En un post anterior tengo dicho que el padre del novio, el suegro de la novia, es un sablista de libro. También creo haber especulado con la posibilidad de que acabara pidiendo, o lo hubiera hecho ya, dinero al Rey de Oros, padre de la novia y suegro implacable del novio. No, no sé si habré acertado o no.
Debo confesar, a estas alturas, que la información que me llega de la pareja es escasa o irrelevante y, si unimos a eso mi natural flojera, se puede explicar la falta de actualizaciones del blog. Qué le vamos a hacer. Tampoco debe haber mucha gente leyéndolo.
En todo este tiempo lo único destacable es que el Rey de Oros le ha puesto un local al novio para que instale en él su negocio. Por ahí tengo dicho, perdón, quiero decir escrito, cómo se las apaña para matar el tiempo. Ah! Por si alguno podía dudarlo: el local no está a nombre del novio. Ya dije que el dogal era de cable de muy buen acero. Creo que el novio paga la luz y el agua, aunque de ninguna de las dos cosas hará un gran consumo.
Bueno, a lo que iba, que siempre acabo subido a las ramas, debe ser la herencia de los primates: el suegro del novio tiene varios negocios en marcha. El que posiblemente más contribuye a su fortuna (o al menos el más seguro) es un establecimiento que está abierto al público. La gente acude y, a cambio de dinero, se lleva determinada mercancía que deja un muy buen margen. La naturaleza del negocio no es precisamente favorable a transacciones a crédito, o a plazos; todo es “cash” o a lo sumo tarjeta de crédito, que viene a ser lo mismo. El valor de la mercancía, considerada por unidades, no es muy alto. No hablamos de coches, electrodomésticos ni cosas por el estilo. Te la llevas en una bolsita.
Y aquí aparece el sablista, el consuegro del figura de la baraja. Se ve que ha cogido la costumbre de acudir al negocio, solicitar mercancía, llevársela y pedir que anoten su importe en la cuenta del hijo. Todo esto sin conocimiento del novio, es decir del coprotagonista de nuestra historia y figura estelar del blog.
Ea, el otro día la madre del novio recibe una llamada de su hijo llorándole porque el importante suegro le había llamado (tal vez por persona interpuesta) afeándole la práctica comercial de su padre y advirtiéndole que “la cuenta” había llegado a una cierta cantidad. El dolido novio se quejaba de la vergüenza que le habían hecho pasar, de las cosas que tenía su padre y tal. No recuerdo exactamente la contestación de la madre ni creo que sea relevante. En resumen vino a decirle que cubriera la deuda y pidiera al espabilado consumidor abstenerse en el futuro de repetir, al menos con el consuegro, tan peculiar modo de adquirir bienes o servicios.

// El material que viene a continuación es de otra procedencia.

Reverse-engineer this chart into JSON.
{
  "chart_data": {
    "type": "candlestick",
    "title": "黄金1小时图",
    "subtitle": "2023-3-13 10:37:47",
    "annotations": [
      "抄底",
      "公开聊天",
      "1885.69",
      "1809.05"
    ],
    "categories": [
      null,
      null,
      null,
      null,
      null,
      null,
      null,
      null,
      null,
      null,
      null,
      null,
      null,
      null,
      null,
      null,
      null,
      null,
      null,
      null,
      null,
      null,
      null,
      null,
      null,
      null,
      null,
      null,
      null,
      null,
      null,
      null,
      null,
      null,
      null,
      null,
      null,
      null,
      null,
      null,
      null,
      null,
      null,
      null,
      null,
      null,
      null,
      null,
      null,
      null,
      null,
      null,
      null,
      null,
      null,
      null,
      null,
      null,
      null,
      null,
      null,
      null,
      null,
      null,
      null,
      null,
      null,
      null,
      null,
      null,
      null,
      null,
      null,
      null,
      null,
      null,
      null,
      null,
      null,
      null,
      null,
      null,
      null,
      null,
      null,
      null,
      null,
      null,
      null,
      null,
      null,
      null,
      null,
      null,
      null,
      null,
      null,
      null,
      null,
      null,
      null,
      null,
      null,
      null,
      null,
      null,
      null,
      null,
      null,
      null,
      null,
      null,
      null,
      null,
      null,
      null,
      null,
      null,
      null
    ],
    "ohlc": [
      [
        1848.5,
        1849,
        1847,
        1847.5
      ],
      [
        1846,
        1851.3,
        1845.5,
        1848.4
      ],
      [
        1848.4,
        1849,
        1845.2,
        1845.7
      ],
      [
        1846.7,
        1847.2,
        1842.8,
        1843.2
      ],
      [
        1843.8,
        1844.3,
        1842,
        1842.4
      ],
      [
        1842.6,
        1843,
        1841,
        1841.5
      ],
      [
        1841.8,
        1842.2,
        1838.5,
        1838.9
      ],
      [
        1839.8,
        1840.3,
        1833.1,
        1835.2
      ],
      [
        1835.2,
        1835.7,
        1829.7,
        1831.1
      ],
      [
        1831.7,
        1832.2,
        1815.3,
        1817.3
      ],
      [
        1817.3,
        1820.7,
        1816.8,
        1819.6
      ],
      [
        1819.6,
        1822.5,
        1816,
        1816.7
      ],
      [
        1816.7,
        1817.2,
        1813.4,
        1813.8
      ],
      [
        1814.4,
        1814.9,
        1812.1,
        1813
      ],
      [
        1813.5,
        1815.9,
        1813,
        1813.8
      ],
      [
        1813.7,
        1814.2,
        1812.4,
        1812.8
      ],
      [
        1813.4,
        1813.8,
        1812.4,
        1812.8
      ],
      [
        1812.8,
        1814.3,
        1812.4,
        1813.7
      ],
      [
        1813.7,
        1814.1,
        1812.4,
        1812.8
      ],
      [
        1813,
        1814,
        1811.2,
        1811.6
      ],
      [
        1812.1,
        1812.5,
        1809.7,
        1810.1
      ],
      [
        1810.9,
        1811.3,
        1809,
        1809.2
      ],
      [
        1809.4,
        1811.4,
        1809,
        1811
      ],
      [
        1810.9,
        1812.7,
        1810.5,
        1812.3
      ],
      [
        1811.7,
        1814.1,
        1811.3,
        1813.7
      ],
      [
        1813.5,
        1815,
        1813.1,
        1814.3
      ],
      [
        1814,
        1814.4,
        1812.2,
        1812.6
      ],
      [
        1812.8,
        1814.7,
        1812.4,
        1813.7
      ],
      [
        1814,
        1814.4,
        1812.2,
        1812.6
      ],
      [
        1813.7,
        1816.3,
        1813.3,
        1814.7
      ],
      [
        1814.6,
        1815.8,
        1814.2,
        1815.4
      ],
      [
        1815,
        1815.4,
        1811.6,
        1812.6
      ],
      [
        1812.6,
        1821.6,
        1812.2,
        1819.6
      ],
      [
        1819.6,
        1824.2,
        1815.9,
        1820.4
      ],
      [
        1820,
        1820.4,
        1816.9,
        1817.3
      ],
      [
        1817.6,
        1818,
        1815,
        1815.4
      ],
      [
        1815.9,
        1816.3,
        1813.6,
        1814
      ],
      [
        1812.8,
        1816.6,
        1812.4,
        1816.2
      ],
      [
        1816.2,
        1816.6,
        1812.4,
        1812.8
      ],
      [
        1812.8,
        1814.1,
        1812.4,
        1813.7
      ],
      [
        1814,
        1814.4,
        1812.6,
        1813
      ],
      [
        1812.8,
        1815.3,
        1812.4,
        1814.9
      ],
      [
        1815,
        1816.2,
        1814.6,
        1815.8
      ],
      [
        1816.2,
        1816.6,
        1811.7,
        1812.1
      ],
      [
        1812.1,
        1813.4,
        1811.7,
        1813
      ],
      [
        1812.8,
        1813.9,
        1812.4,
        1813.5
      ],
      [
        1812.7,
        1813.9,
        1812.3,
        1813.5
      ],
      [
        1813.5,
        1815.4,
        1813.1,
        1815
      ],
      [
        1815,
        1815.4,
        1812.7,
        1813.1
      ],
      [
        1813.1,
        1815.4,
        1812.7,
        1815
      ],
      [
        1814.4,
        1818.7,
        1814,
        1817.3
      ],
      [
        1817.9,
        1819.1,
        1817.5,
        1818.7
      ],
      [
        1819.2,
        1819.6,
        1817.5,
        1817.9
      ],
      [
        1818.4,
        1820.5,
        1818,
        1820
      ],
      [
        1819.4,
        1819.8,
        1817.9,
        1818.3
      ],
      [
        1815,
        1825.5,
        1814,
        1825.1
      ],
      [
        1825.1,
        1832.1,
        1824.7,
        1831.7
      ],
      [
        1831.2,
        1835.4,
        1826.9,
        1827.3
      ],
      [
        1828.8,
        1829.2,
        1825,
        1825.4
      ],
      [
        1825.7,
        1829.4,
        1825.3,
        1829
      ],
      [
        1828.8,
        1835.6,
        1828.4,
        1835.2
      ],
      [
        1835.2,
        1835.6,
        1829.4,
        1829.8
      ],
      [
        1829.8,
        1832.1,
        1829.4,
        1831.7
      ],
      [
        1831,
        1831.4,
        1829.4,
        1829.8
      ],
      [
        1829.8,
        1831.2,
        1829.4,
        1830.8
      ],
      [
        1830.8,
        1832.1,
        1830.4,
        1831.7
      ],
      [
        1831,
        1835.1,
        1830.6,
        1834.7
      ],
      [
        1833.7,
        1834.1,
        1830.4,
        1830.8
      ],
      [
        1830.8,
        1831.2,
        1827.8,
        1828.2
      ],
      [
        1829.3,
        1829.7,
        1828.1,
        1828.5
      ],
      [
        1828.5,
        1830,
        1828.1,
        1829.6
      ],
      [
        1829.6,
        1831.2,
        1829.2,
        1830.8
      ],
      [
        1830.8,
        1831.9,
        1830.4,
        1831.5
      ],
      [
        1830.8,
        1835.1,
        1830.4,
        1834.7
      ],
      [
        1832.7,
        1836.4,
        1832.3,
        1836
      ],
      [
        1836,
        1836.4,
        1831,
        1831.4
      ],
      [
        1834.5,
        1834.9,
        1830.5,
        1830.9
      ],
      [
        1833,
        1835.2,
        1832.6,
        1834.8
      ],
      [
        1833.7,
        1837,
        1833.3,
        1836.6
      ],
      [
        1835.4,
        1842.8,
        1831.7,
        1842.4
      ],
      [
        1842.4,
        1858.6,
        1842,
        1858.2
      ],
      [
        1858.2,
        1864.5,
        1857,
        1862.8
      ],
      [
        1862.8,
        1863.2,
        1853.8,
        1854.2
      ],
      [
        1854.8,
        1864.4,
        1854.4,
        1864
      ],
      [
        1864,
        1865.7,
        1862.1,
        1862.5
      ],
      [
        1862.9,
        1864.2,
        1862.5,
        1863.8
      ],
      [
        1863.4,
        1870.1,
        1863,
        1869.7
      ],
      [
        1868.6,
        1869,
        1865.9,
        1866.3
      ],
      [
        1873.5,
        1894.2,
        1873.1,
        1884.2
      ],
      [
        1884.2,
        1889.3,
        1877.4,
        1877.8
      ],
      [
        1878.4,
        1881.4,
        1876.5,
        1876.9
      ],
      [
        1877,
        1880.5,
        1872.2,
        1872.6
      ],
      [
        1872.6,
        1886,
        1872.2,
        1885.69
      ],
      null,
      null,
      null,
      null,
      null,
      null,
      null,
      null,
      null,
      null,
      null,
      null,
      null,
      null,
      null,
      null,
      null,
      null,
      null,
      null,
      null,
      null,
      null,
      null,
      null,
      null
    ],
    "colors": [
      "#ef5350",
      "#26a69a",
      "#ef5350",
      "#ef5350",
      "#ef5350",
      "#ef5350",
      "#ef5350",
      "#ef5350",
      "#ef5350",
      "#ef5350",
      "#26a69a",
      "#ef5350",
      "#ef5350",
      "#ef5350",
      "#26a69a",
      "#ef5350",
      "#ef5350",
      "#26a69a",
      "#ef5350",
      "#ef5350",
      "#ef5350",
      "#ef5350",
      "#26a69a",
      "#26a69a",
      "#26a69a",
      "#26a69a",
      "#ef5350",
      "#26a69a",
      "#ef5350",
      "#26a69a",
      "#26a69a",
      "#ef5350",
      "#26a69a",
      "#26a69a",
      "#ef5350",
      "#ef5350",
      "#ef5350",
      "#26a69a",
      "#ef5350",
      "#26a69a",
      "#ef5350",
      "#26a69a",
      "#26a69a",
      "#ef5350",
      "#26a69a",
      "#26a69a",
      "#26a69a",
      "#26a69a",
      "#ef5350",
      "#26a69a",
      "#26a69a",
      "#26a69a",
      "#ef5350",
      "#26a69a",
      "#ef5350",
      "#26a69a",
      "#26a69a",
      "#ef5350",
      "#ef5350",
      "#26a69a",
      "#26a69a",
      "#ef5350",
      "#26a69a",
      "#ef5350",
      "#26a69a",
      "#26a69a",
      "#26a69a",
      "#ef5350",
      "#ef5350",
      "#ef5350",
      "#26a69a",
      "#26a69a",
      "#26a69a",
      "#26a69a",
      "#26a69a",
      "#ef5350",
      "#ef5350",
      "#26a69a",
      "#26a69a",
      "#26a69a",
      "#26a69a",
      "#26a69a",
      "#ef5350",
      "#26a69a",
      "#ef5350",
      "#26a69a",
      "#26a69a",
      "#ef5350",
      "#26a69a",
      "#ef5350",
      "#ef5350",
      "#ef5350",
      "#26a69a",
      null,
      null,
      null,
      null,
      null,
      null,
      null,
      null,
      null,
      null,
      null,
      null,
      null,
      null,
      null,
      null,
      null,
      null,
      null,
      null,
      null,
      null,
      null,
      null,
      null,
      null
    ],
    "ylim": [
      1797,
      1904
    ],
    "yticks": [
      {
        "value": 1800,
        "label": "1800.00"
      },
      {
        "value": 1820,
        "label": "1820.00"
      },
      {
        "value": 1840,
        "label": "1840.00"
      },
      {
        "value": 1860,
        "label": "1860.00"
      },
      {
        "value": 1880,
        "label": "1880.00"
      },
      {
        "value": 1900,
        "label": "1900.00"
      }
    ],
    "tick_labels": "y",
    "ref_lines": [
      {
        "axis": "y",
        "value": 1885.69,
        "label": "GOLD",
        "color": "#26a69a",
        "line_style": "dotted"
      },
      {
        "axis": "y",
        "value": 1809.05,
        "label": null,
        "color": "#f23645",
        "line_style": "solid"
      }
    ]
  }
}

Supongo que es lo correcto.
Pero ¿a cuánto ascendía la “púa”? ¿En cuánto estaba perjudicando el tarambana la salud comercial del potentado que manda cortar y coser sus trajes a medida en Hong-Kong? En nada menos que veinte y siete euros. Veinte y siete. Una pequeña fortunita. No me atrevo a poner la cantidad en pesetas no me haga overflow el blog. ¿Tenía dicho lo que le esperaba al novio?
Luego pensé: yo hubiera ido a la tienda, cubierto la deuda y entregado a cuenta otros cien o doscientos euros más para ir cubriendo sucesivas “extracciones” de mercancía, con el encargo de avisar cuando se fueran agotando. Habría sido un buen hostión pero claro, a lo mejor le dicen: “oye, chulete, que esos cien euros también son míos”.
Tonterías las justas y la mierda te la tragas a calderos, que te piras con lo puesto.